Women have bought new wardrobes, changed their hair colors and even their professions because of it. Men have spent more time on golf courses and their jobs and their appearances because of it.

Are you curious yet?

What "it" is, of course, is "Empty Nest Syndrome." I'm not really sure if it should be quotation marked and capitalized like that, but since I'm the one facing it, at almost the same time as my 42nd birthday and in the same time period as wrecking my car and my annual trip to the gynecologist, I think it deserves big letters and quotation marks.

Laura Wray & Jock Flaherty in high school in the early 1990s. Now they've been married 19 years. 
For the first time in more than 22 years, I will not have to do laundry every day, cook enough for an army, or be the voice of authority. I won't have to share my shampoo, my package of razors, the only pieces of my wardrobe that are new, or the full-length mirror in my bedroom. A gallon of milk will last longer than the time it takes to open it, a box of cereal will make it to the cabinet shelf before it is decimated, and no one will eat all the middle pieces out of the brownie pan.

I will be able to take a shower without someone knocking on the bathroom door and saying, "Mom, are you about done?" I can lay a book down and find it in the same place when I go back to it. I can rent a three-Kleenex movie without anyone bagging over it. I can play Nintendo (note from 2017--remember this is 25 years ago, okay?) without anyone coaching me or beating me so badly I have to go to the kitchen and pout. I could, if having two children in college allowed me to have any money, spend it on myself without feeling guilty.

Whoopee.

It will be fun, in a way, my husband and I agree, to have the house to ourselves. We will, for the first time since we've lived here, have the biggest bedroom in the house as soon as our son moves out of it. We'll have better meals because the picky eaters will be being picky at school instead of at home. We'll be able to used the big thick towels instead of the little thin ones that are all that's left when everyone is home. We can both take classes or have dinner out if we like, without worrying about missing an important school function.

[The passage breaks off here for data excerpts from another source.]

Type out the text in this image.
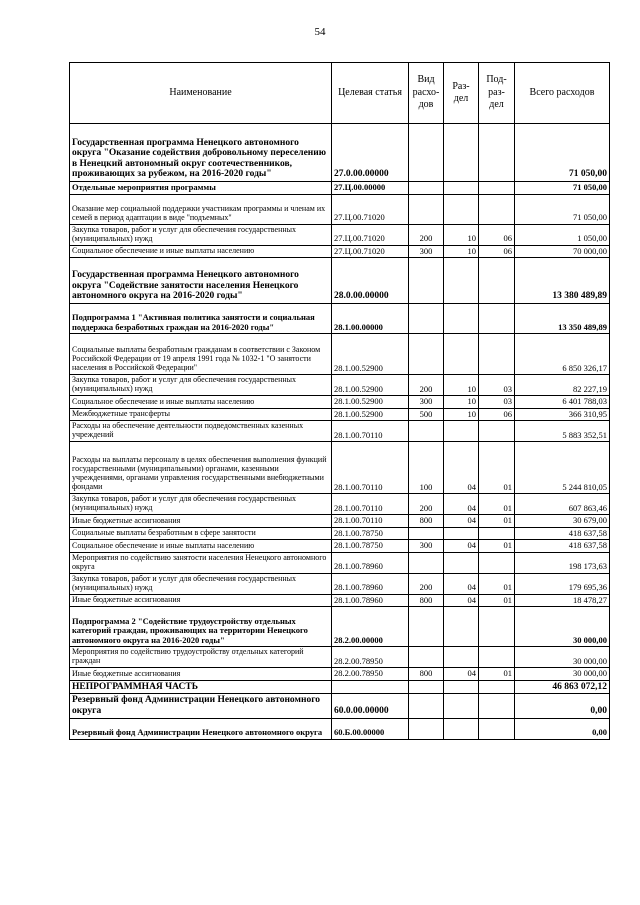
54
Наименование	Целевая статья	Вид расхо-дов	Раз-дел	Под-раз-дел	Всего расходов
Государственная программа Ненецкого автономного округа "Оказание содействия добровольному переселению в Ненецкий автономный округ соотечественников, проживающих за рубежом, на 2016-2020 годы"	27.0.00.00000				71 050,00
Отдельные мероприятия программы	27.Ц.00.00000				71 050,00
Оказание мер социальной поддержки участникам программы и членам их семей в период адаптации в виде "подъемных"	27.Ц.00.71020				71 050,00
Закупка товаров, работ и услуг для обеспечения государственных (муниципальных) нужд	27.Ц.00.71020	200	10	06	1 050,00
Социальное обеспечение и иные выплаты населению	27.Ц.00.71020	300	10	06	70 000,00
Государственная программа Ненецкого автономного округа "Содействие занятости населения Ненецкого автономного округа на 2016-2020 годы"	28.0.00.00000				13 380 489,89
Подпрограмма 1 "Активная политика занятости и социальная поддержка безработных граждан на 2016-2020 годы"	28.1.00.00000				13 350 489,89
Социальные выплаты безработным гражданам в соответствии с Законом Российской Федерации от 19 апреля 1991 года № 1032-1 "О занятости населения в Российской Федерации"	28.1.00.52900				6 850 326,17
Закупка товаров, работ и услуг для обеспечения государственных (муниципальных) нужд	28.1.00.52900	200	10	03	82 227,19
Социальное обеспечение и иные выплаты населению	28.1.00.52900	300	10	03	6 401 788,03
Межбюджетные трансферты	28.1.00.52900	500	10	06	366 310,95
Расходы на обеспечение деятельности подведомственных казенных учреждений	28.1.00.70110				5 883 352,51
Расходы на выплаты персоналу в целях обеспечения выполнения функций государственными (муниципальными) органами, казенными учреждениями, органами управления государственными внебюджетными фондами	28.1.00.70110	100	04	01	5 244 810,05
Закупка товаров, работ и услуг для обеспечения государственных (муниципальных) нужд	28.1.00.70110	200	04	01	607 863,46
Иные бюджетные ассигнования	28.1.00.70110	800	04	01	30 679,00
Социальные выплаты безработным в сфере занятости	28.1.00.78750				418 637,58
Социальное обеспечение и иные выплаты населению	28.1.00.78750	300	04	01	418 637,58
Мероприятия по содействию занятости населения Ненецкого автономного округа	28.1.00.78960				198 173,63
Закупка товаров, работ и услуг для обеспечения государственных (муниципальных) нужд	28.1.00.78960	200	04	01	179 695,36
Иные бюджетные ассигнования	28.1.00.78960	800	04	01	18 478,27
Подпрограмма 2 "Содействие трудоустройству отдельных категорий граждан, проживающих на территории Ненецкого автономного округа на 2016-2020 годы"	28.2.00.00000				30 000,00
Мероприятия по содействию трудоустройству отдельных категорий граждан	28.2.00.78950				30 000,00
Иные бюджетные ассигнования	28.2.00.78950	800	04	01	30 000,00
НЕПРОГРАММНАЯ ЧАСТЬ					46 863 072,12
Резервный фонд Администрации Ненецкого автономного округа	60.0.00.00000				0,00
Резервный фонд Администрации Ненецкого автономного округа	60.Б.00.00000				0,00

The possibilities are endless. Endings are something I'm not to fond of and I avoid them by looking at them as beginnings. That's what I'm going to do now, when the house is too empty and the phone is too quiet and being "Mom" is no long all-encompassing. Letting go of any child is hard, and I think letting go of the last-born is going to be the hardest of all. However, releasing the kid is allowing yourself to begin to know the young adult.

So I've decided I'm going to look forward to all the endless possibilities, to the beginnings. I am. Really.